For the nth time, fast-food workers across the country were striking because they were unhappy about their salary. They claim that they are entitled to $15/hour so they can make a decent living.

Now, there’s nothing wrong with striking. As Frédéric Bastiat puts it, keeping employees from quitting their job/ask for a better pay is akin to slavery. However, when the state doesn’t force employers not to hire scabs, the strikers shouldn’t be surprised to see people agreeing with the present conditions taking over their jobs.



In addition, the whole concept of “living wage” is an empty one. Indeed, the cost of living varies wildly among states, as shown in the recent Tax Foundation study. One hundred dollars in your pockets would only buy you $84.60, whereas that same amount would get you $115.74 in Mississippi, a 36.8 percent difference. In other words, there are fasto food strikers that “must” ask for much more than $15/hour since that is still not enough.

Furthermore, those considerations are meaningless when one doesn’t consider the main cause of these disparities: Government intervention. It’s very obvious on the federal level with the Federal Reserve. Even though it’s supposed to be private, it’s tightly controlled by D.C. – they choose the governors and can make the Fed buy government securities at any time, among others. Supposedly created to stop further economic crises, it did exactly the opposite by fueling major crises like the Great Depression – the monetary supply increased over 60 percent during the Roaring Twenties -, the stagfation crisis of the 1970s – preceded by a decade of ever-increasing monetary supply – the dotcom bubble and the housing crisis.

It couldn’t be otherwise. When the Fed was created, banks were encouraged to create money with the lowering of their reserve requirements to 7-13 percent – it’s now between 0 and 10 percent. Since banks are in business for profit, they therefore granted more loans even though most of them weren’t backed up by gold. As a result, the Ponzi Scheme crumble in 1929. But instead of mending its ways, government pushed its intervention further and abolished the civil gold standard in 1933. It was definitely abolished by Nixon in the early 1970s; since then, the monetary supply has increased exponentially. Interestingle enough, this is also when the “production gap” decried by many happened.
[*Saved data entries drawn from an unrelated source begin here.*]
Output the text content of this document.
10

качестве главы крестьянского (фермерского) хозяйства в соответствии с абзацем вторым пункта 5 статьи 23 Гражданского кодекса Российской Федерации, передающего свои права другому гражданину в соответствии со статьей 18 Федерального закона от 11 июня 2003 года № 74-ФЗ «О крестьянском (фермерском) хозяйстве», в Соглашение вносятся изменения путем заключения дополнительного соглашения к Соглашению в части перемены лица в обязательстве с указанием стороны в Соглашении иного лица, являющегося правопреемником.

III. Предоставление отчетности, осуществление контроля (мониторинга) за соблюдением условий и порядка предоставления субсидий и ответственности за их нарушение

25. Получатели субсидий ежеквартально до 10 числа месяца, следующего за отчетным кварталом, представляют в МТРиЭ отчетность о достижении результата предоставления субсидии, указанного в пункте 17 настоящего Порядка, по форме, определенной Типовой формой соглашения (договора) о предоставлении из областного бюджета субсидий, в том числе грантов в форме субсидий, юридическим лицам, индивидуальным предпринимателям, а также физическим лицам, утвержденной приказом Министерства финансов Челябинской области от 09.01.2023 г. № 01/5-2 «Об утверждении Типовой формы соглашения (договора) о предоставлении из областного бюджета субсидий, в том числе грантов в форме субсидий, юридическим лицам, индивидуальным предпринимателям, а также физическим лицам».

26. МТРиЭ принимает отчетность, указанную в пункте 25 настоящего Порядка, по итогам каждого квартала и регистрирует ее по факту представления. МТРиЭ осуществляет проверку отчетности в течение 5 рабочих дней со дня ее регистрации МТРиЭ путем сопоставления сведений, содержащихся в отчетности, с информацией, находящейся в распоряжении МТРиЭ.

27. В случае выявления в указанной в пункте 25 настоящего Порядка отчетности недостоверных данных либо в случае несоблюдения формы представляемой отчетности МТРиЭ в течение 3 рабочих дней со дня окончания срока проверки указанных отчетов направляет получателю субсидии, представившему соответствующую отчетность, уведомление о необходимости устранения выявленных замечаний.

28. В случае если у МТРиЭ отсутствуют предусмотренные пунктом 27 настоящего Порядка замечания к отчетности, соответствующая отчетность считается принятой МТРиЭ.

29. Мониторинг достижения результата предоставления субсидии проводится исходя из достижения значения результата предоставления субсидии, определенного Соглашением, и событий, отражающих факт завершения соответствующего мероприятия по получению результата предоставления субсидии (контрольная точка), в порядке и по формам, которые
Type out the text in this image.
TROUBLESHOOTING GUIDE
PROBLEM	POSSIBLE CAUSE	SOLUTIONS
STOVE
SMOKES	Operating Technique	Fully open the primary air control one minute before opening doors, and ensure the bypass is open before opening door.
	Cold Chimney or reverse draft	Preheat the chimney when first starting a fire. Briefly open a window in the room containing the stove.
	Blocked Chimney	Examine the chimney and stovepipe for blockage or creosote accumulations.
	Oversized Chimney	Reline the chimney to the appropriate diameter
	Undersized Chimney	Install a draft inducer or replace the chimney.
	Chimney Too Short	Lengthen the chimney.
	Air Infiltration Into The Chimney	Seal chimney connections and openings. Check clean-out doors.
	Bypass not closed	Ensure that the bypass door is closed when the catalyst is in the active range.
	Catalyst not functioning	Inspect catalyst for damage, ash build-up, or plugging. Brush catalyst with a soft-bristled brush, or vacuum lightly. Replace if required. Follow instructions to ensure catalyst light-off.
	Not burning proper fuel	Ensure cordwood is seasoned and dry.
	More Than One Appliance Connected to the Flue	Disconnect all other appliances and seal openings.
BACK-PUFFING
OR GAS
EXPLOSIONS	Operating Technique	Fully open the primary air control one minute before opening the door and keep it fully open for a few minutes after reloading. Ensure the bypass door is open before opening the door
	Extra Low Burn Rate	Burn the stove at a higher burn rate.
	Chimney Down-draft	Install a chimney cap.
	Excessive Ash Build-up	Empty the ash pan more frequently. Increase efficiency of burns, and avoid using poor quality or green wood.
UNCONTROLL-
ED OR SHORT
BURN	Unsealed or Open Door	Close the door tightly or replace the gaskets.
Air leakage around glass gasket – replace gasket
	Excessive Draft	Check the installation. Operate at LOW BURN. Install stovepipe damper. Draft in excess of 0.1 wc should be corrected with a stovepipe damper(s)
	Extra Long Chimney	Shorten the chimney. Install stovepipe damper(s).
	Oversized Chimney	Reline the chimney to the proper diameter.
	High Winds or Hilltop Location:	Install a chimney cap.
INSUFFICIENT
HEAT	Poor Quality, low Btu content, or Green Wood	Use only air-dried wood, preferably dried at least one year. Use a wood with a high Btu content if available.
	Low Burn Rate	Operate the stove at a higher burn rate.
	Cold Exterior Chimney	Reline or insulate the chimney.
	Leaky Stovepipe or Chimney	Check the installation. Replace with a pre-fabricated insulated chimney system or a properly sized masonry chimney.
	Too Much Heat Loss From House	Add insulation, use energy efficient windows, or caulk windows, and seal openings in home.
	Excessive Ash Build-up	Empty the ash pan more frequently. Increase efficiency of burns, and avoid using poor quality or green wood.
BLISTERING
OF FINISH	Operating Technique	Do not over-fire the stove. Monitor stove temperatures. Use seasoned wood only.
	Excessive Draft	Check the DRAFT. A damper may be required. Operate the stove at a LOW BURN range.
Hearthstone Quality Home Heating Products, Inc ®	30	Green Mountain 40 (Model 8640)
The Jones Act is also to be blamed for inflation, especially in Hawaii. Indeed, this 1921 act states that goods transported between U.S. ports must be done by U.S. ships constructed in the U.S., owned by a U.S. citizen and filled with U.S. personnel. In other words, when Japanese ship their cars to Los Angeles, they have to empty all their cargo there; then a U.S. ship (yada yada yada) goes to Honolulu and delivers the goods there.

Needless to say that economically illiterate politicians still support the Act based on national security. After all, it’s “only” two cents per day per citizen of Hawaii to have secured shipping lanes that boost the country’s economy.

In short, fast food workers are right to ask for a living wage. Unfortunately, they fail to see why everything is more expensive. If anything, they should be demonstrating in front of the Federal Reserve buildings and ask for its immediate abolition.


PS: I know states have something to do with price hikes, notably zoning. I will talk about it in a later article.